Perhaps we seem a long way from that. Opposition MPs on both sides of the UK parliament expressed outrage at the murders of Labour MP Jo Cox, and Conservative MP sir David Amess in recent years. However, the sci-fi movie Children of Men offers a warning.

In it, the UK is balkanised. Life is cheap, the country is split into warring tribes, and bombs explode in London cafes. It seems so outrageous, so impossible – and yet, as with all good near-future sci-fi, it’s just within the realms of possibility.

If culture is upstream of politics, and cultural Balkanisation is a thing,  then politics downstream has some heavy lifting to do to ensure we don’t get there.

SO WHAT CAN WE DO ABOUT THIS?

Nadija Mujagic was a teenager during the siege of Sarajevo. In her first memoir of the war ‘Ten Thousand Shells and Counting’ she recalls life before Balkanisation.

“The neighbourhood felt like a family, and like every family, there were dysfunctions and disagreements, but everyone knew you could count on each other. Being a Muslim, a Croat, or a Serb was never a source of contention; rather, being a bad neighbour was.” 

Surely the Western world is nowhere near as divided as Muslims, Croats and Serbs were back then.
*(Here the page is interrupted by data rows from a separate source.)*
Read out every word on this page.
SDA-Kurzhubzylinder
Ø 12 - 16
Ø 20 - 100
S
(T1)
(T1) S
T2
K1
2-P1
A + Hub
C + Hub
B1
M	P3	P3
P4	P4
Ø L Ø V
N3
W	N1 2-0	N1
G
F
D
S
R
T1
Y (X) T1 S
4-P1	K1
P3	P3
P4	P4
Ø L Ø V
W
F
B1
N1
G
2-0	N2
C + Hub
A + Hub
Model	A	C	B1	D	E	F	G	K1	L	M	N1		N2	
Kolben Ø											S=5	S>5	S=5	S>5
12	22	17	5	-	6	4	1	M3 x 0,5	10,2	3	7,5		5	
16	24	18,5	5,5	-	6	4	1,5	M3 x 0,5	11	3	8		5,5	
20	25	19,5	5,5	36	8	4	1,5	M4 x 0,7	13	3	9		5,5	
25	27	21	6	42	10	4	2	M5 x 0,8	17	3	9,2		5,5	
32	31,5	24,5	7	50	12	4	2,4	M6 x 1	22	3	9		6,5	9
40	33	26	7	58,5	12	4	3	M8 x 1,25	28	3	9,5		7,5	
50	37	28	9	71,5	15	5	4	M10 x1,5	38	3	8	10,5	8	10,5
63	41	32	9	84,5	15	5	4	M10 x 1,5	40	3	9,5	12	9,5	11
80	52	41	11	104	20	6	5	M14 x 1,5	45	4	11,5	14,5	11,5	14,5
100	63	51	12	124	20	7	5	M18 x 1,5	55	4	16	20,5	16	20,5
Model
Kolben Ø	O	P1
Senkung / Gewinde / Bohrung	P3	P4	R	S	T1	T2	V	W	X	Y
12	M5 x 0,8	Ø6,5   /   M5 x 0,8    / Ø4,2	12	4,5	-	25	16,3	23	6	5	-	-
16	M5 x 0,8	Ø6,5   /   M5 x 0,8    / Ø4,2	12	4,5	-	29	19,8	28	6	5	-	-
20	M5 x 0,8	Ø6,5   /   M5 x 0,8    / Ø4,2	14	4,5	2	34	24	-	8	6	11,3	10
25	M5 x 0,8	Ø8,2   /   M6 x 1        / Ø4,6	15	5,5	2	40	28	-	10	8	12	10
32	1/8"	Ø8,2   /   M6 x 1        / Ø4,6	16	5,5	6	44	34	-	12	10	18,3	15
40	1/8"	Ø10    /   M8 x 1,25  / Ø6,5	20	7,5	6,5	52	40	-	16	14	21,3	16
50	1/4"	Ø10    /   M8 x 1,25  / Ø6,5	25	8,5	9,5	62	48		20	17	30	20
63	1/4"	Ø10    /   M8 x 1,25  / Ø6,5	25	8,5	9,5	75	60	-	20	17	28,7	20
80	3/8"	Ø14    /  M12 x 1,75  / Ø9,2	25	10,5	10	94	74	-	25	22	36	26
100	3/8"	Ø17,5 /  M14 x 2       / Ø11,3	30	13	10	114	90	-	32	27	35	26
What kept them together? What stopped the divide and churn? It wasn’t conformity, was it?

There’s zealotry in the west today that demands purity. No dysfunctions, no disagreements,  but suffocating conformity – and it’s arrived at exactly the same time that we are fracturing culturally. Nadija’s observation was that the main concern in Sarajevo was not which ethnic grouping you belonged to, but whether you were a good neighbour or not. It’s interesting that Jesus had stuff about neighbourliness, and what made a good one. The story of the good Samaritan is a case in point for Croats – it’s the story of the good Serb or for Serbs – the story of the good Muslim or in my case – from northern Ireland – the story of the good Catholic.

Jesus isn’t naïve – he acknowledges that we have enemies as well as neighbours. How are we to respond to our enemies? We love them and do good to those who persecute us because that’s what Jesus did. Central to our intuitional religion is the idea that we – and we alone – are ok … and perhaps those who agree with us. Our selfishness is somehow warranted, and our rejection of others is simply our way of getting rid of negativity in our lives. Those who disagree with us or are – in our terms – dysfunctional, and are enemies worth despising.

Never before have we had so many opportunities for conflict while having so few tools to deal with it. It’s Balkanisation all the way down. The beauty of Children of Men is its final scene. The premise of the story is that women across the globe have stopped giving birth, and without children, wombs are empty, schools are empty, playgrounds are barren and hearts are destitute. However, in the bloodbath of the ensuing fighting, a child is born. As that child is carried out of a shrapnel-shredded building soldiers lower their guns, wonder crosses their faces and tenderness fills their hearts. Hope for the future is rekindled. The children of men stop focusing on themselves and see their desperate need for something outside themselves to bring them back together.

The book of Ephesians in the Bible says of Jesus Christ that he himself is our peace. Jesus is the man who halts the dreaded Balkanisation overtaking us. He stops the churn, he brings warring parties together and he does the ultimate good for his cultural, political and spiritual enemies by dying for them.

If the political churn we have been experiencing in the west is a sign of a deeper existential churn that is building within our culture, then Jesus is someone worth kneeling before.